Board of Directors Meeting, February 4, 1954 3
Dr. Rudolph--Mr. Chairman, are you going to have a business meeting on Tuesday night?
Dr. Bernstein--Yes, I do not want to dispense with the business of our meeting. It does seem an unusual occasion, and we have an invited guest speaker and are inviting guests who are concerned about the subject matter of his talk but are not concerned with our internal affairs. Under the circumstances we will not have a meeting until after the speaker has finished, or we will call a short recess and intimate that in five minutes the members of the Society will go ahead with their regular monthly meeting, which will offer them an opportunity to escape.
Dr. Thompson--Denny, there is no reason why everything you are going to cover should take more than ten minutes. The audience is sometimes late, and I think if the meeting starts at 8: and ends at 9:30 you can get all the business done.
Dr. Bernstein--Do you mean to say that the meeting on Tuesday can consist of a speaker and 10 minutes of Society business?
Dr. Thompson--Yes.
Dr. Bernstein--That is something I do not like.
Dr. Thompson--The point is that sometimes our meetings here last two hours, and it was decided essentially to give all these matters some thought here so that we can hash them over and then, after we have come to some conclusion, place them before the Society. This was done to prevent people getting up in meeting and saying "I move so and so" without giving the proper thought to it. If we bring all the business before the regular meetings, those meetings may develop into two and a half-hour sessions, and I do not know of any faster way of killing the monthly meetings than by doing that. I think this is an important item.
Dr. Bernstein--I think it is the backbone of the whole County Society. It is not a question of degree. We have a Board of Directors to handle the Society, but at the same time we have a Society which does not come to the Society meetings. That may be because they have lost interest in the Society because they do not know what is happening. They pay the same dues, and they go about saying they get nothing whatsoever out of it. The things that are of value to a member of the Society are 1. What makes us work, and 2. How do things in our environment affect us as doctors?
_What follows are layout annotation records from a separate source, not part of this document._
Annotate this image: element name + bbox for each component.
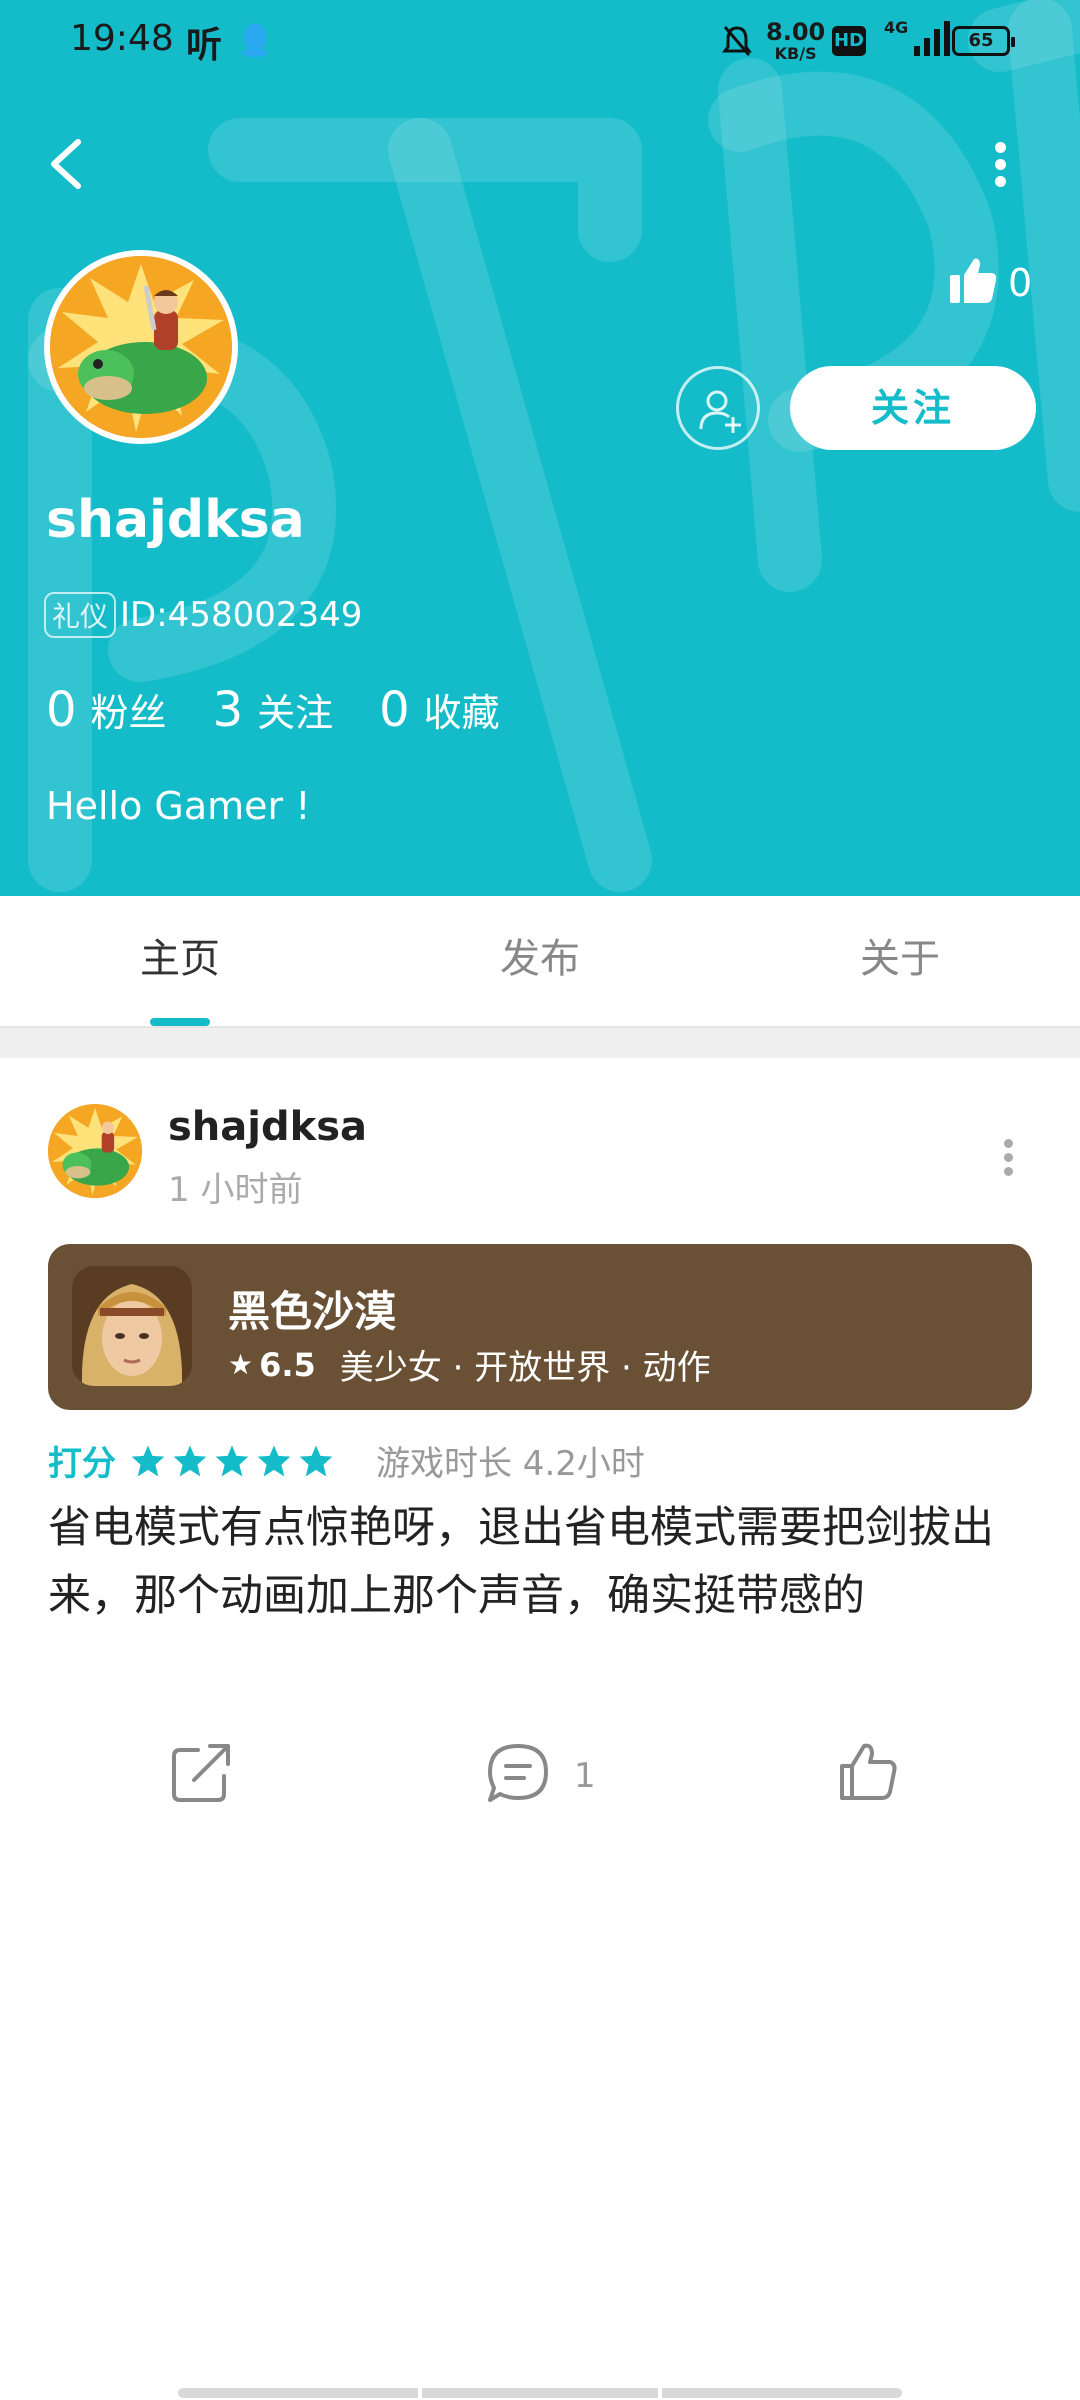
star-icon xyxy=(215,1444,249,1477)
comment-count: 1 xyxy=(574,1756,596,1796)
etiquette-badge[interactable]: 礼仪 xyxy=(44,592,117,638)
star-icon xyxy=(299,1444,333,1477)
stat-followers[interactable]: 0 粉丝 xyxy=(46,682,167,738)
rating-label: 打分 xyxy=(48,1444,116,1484)
back-button[interactable] xyxy=(44,134,88,194)
avatar-illustration xyxy=(48,1104,142,1198)
profile-username: shajdksa xyxy=(46,490,305,550)
post-actions: 1 xyxy=(0,1740,1080,1820)
game-tags: 美少女 · 开放世界 · 动作 xyxy=(339,1348,711,1388)
more-options-button[interactable] xyxy=(984,136,1016,196)
avatar[interactable] xyxy=(44,250,238,444)
profile-stats: 0 粉丝 3 关注 0 收藏 xyxy=(46,682,546,738)
comment-button[interactable] xyxy=(484,1740,552,1808)
post-author-avatar[interactable] xyxy=(46,1102,144,1200)
game-name: 黑色沙漠 xyxy=(228,1287,397,1336)
add-user-icon xyxy=(699,390,741,433)
thumbs-up-icon xyxy=(950,258,997,303)
star-icon xyxy=(257,1444,291,1477)
home-indicator[interactable] xyxy=(178,2388,902,2398)
post-body[interactable]: 省电模式有点惊艳呀，退出省电模式需要把剑拔出来，那个动画加上那个声音，确实挺带感… xyxy=(48,1494,1038,1630)
hd-badge: HD xyxy=(832,26,866,56)
profile-bio: Hello Gamer ! xyxy=(46,784,311,828)
avatar-illustration xyxy=(50,256,232,438)
game-meta: ★ 6.5 美少女 · 开放世界 · 动作 xyxy=(228,1340,711,1389)
add-friend-button[interactable] xyxy=(676,366,760,450)
qq-icon xyxy=(242,23,268,57)
game-card[interactable]: 黑色沙漠 ★ 6.5 美少女 · 开放世界 · 动作 xyxy=(48,1244,1032,1410)
rating-stars xyxy=(130,1444,340,1478)
rating-row: 打分 游戏时长 4.2小时 xyxy=(48,1436,645,1485)
profile-id: ID:458002349 xyxy=(120,595,363,635)
signal-icon xyxy=(914,21,950,56)
post-author-name[interactable]: shajdksa xyxy=(168,1104,367,1150)
stat-favorites[interactable]: 0 收藏 xyxy=(379,682,500,738)
game-score: 6.5 xyxy=(259,1345,316,1384)
battery-indicator: 65 xyxy=(952,26,1015,56)
star-icon: ★ xyxy=(228,1348,254,1381)
share-button[interactable] xyxy=(170,1740,234,1804)
tab-home[interactable]: 主页 xyxy=(60,926,300,984)
like-button[interactable] xyxy=(836,1740,900,1804)
profile-tabs: 主页 发布 关于 xyxy=(0,896,1080,1028)
post-more-button[interactable] xyxy=(996,1134,1020,1194)
profile-id-row: 礼仪 ID:458002349 xyxy=(44,592,362,638)
status-bar: 19:48 听 8.00 KB/S HD 4G 65 xyxy=(0,0,1080,82)
status-time: 19:48 xyxy=(70,18,174,59)
net-speed: 8.00 KB/S xyxy=(766,18,826,63)
star-icon xyxy=(173,1444,207,1477)
app-notification-icon: 听 xyxy=(186,25,223,66)
profile-header: 19:48 听 8.00 KB/S HD 4G 65 0 关注 shajdksa… xyxy=(0,0,1080,896)
tab-about[interactable]: 关于 xyxy=(780,926,1020,984)
star-icon xyxy=(131,1444,165,1477)
profile-likes-count: 0 xyxy=(1008,261,1033,305)
play-time: 游戏时长 4.2小时 xyxy=(376,1444,645,1484)
game-icon xyxy=(72,1266,192,1386)
review-post: shajdksa 1 小时前 黑色沙漠 ★ 6.5 美少女 · 开放世界 · 动… xyxy=(0,1058,1080,1818)
active-tab-indicator xyxy=(150,1018,210,1026)
follow-button[interactable]: 关注 xyxy=(790,366,1036,450)
stat-following[interactable]: 3 关注 xyxy=(213,682,334,738)
tab-posts[interactable]: 发布 xyxy=(420,926,660,984)
profile-likes[interactable]: 0 xyxy=(948,255,1038,311)
mute-bell-icon xyxy=(722,26,752,56)
section-divider xyxy=(0,1028,1080,1058)
post-time: 1 小时前 xyxy=(168,1170,303,1210)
The function of the Board of Directors is to serve the men who are the members of the Society.
I am a little upset that members should come to me and say that we do nothing for them.
Dr. Thompson--The purpose of reading the Minutes is that the members shall be informed on what happens. I think the reason the meetings have fallen off in attendance is because we have had poor men for speakers. That lies with the Program chairman. First, we were tied up with the Veterans Administration program, and later, poor men were occasionally obtained. As soon as our programs fell off our attendance fell off.
I am all for you. I think we ought to find out why the men do not come to meetings. I question whether throwing questions at them that we hash out here will do it.
Dr. Bernstein--It is a question of informing them. I sat at the first meeting I presided over, but one of the functions I thought I ought to perform was to lay before them what we do. Minutes do not mean much at all, especially when they are dispensed with. I think that they have a point. I have gone to a man and said that I wanted him to do something for the Society, and he said to me "Go to Hell, what do I care about the Society?" I feel this is not healthy.
Dr. Thompson--This is the same man who is not at the meetings when reports are made or Minutes are read. The men who cry the loudest are those who are forced to admit, when asked, that they were not at the meetings.